Usually when Cochranites talk about a jamboree, they’re referring to a toe-tapping country music good time – this time the buzz is surrounding a different kind of event.

Usually when Cochranites talk about a jamboree, they’re referring to a toe-tapping country music good time – this time the buzz is surrounding a different kind of event.

Cochrane High School’s CoBRA iGEM team recently returned home with a top prize from the iGEM Jamboree at the Massachusetts Institute of Technology (MIT) in Boston, Mass., held June 28. The team of 15 students won for best presentation for a project the bio-research group had been working on that deals with the problem of the mountain pine beetle.

CoBRA stands for Cochrane Bio-Researchers in Action and iGEM for International Genetically Engineered Machine.

The Jamboree hosted 54 high school teams from around the world with their own projects, including teams from North America, Europe and Asia.

CoBRA member Adam Sibbald said the experience of going to the jamboree was incredible.

“To get to see what all of these other teams are doing and all of their ideas and just the variation between projects is really incredible to see,” said Sibbald. “Just because you did it one way doesn’t mean it is the right way for everybody.”

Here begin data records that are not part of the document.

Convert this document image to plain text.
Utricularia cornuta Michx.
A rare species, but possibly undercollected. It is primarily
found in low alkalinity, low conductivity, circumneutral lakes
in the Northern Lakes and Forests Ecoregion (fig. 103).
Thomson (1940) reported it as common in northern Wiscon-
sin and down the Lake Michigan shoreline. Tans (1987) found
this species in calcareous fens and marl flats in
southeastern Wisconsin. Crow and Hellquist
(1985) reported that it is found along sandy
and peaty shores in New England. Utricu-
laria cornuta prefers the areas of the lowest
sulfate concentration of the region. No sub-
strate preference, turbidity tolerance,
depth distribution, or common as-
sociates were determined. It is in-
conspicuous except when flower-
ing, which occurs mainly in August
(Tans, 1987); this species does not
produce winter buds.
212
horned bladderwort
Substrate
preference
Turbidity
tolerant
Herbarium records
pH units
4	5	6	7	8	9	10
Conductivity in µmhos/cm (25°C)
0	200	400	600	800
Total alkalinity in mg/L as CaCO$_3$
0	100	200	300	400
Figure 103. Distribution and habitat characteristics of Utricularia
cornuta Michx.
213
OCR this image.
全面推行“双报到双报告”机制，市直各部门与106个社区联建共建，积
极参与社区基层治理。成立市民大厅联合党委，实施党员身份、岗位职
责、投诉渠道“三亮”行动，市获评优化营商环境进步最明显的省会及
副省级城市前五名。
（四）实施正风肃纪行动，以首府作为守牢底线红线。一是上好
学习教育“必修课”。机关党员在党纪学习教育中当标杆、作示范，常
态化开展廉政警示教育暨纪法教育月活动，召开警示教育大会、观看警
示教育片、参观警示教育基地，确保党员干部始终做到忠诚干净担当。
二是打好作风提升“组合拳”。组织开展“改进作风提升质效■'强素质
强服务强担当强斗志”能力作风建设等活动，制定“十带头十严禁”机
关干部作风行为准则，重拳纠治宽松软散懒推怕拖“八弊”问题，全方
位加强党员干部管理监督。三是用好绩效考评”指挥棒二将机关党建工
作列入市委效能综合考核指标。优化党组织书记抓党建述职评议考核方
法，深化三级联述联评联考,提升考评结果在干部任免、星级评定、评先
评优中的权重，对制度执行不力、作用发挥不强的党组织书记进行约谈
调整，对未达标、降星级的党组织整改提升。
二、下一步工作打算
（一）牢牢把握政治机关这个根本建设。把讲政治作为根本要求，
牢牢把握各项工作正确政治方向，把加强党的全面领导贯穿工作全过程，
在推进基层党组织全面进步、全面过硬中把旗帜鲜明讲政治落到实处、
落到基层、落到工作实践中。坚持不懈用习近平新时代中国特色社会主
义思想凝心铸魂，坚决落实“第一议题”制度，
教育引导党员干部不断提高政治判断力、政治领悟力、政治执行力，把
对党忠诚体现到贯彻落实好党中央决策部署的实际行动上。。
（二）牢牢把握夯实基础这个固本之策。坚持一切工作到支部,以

Sibbald said the team chose the mountain pine beetle because it had the potential to negatively affect Cochrane and the local businesses here.

He said he thinks this is the reason they received so much local support and sponsorship.

It is estimated the mountain pine beetle has killed around 723 million cubic meters of timber since the current infestation started around 2001, according to the BC Ministry of Forests, Lands and Natural Resource Operations.

According to the Government of Alberta, the province has six million hectares of forest at risk, and if the pine beetle is not managed while the populations are low, it could result in severe damages.

As Sibbald explained, the mountain pine beetle carries fungal spores and when it burrows into a tree it releases these spores and this fungus grows and stops the flow of nutrients to the tree.

The fungus turns the natural defenses that the tree secretes into a food source for the fungus itself.

“It is basically a death sentence once the fungus gets in there and because the winters aren’t cold enough to kill off the fungus or the beetle, it’s running out of control,” said Sibbald.

He said their project was trying to restore a balance by creating bacteria that would break down the fungus so the tree could take care of the beetle, but wouldn’t take the beetle to the point of extinction.

“We’re not changing anything completely in the ecosystem. We’re just trying to put a Band-Aid on it and let the eco-system heal itself. When we take this Band-Aid off, it will be able to function like it did itself so many years before this became an issue,” he said.

Sibbald graduated from Cochrane High this year and will be heading to the University of British Columbia in the fall. He said he would continue to work on the project with team members during the summer breaks, saying he would like to “see it through.”